V.                A Highly Contested Form

 

a.       Romance

                                                  i.      Aspire to idealism; genteel form (shy away from harsher realities of life)

                                                ii.      Romantics transcend the immediate reality to find the ideal, while realists center attention on the immediate and the specific

                                              iii.      “Fundamental truths rested in the unseen realm of ideas and spirit . . . rather than in the accessible world of tangible facts” (Shi 13)

                                              iv.      Belief that art should reinforce upper-class values

                                                v.      “Feminine” or “emasculating” form, in view of realists—womanly sentiment

 

b.      Realistic novel

                                                  i.      Modeled as a more “democratic” genre—“literary realists . . . saw themselves as tour guides on behalf of American ideals” (Shi 117).
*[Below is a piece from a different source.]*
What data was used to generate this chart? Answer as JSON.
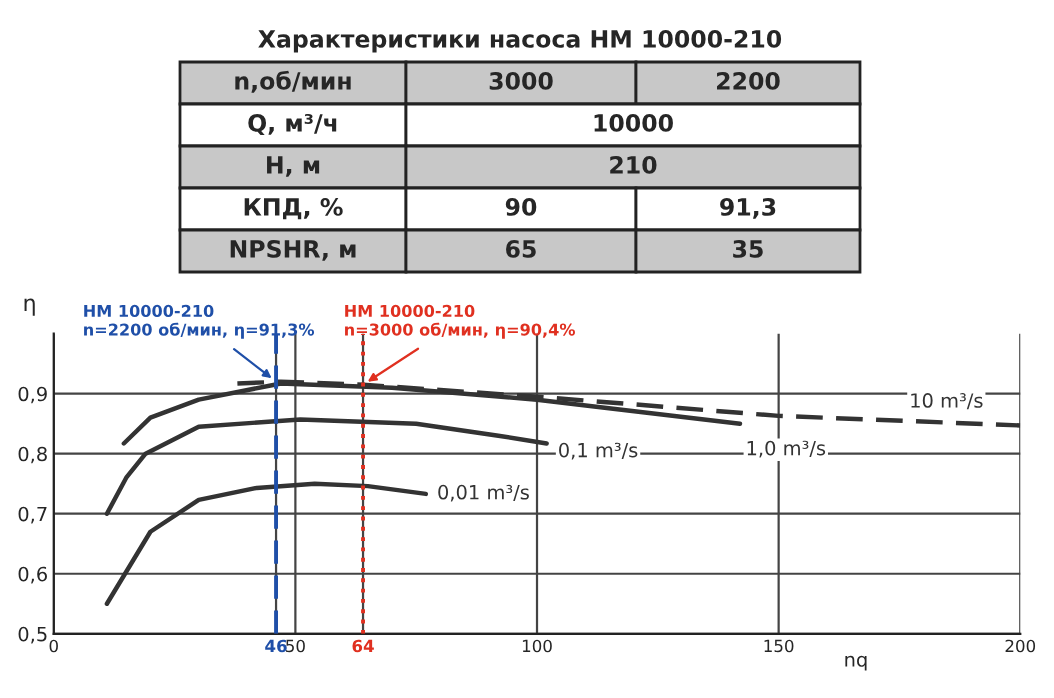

                                                ii.      This idea alarmed some high-toned critics and readers; critics feared potential for vulgarity and emphasis on commonplace life—potential “poison” for the pure, innocent reader

                                              iii.      “Masculine” form—Howells, James, et al. see realism as “antidote” for emasculating romance and Victorian culture

                                              iv.      Idealists see Howells and friends as “cultural radicals” (Shi 9).

 

c.       Charles Dudley Warner: readers (especially young women) should focus on the ideal.  Both art and women degraded by “servile imitation of nature.”  We need to be saved from “a realistic vulgarity and commonplace” life.

 

d.      Maurice Thompson: Realists filled with “literary decadence”—their concern is only “the vulgar, the commonplace, and the insignificant.”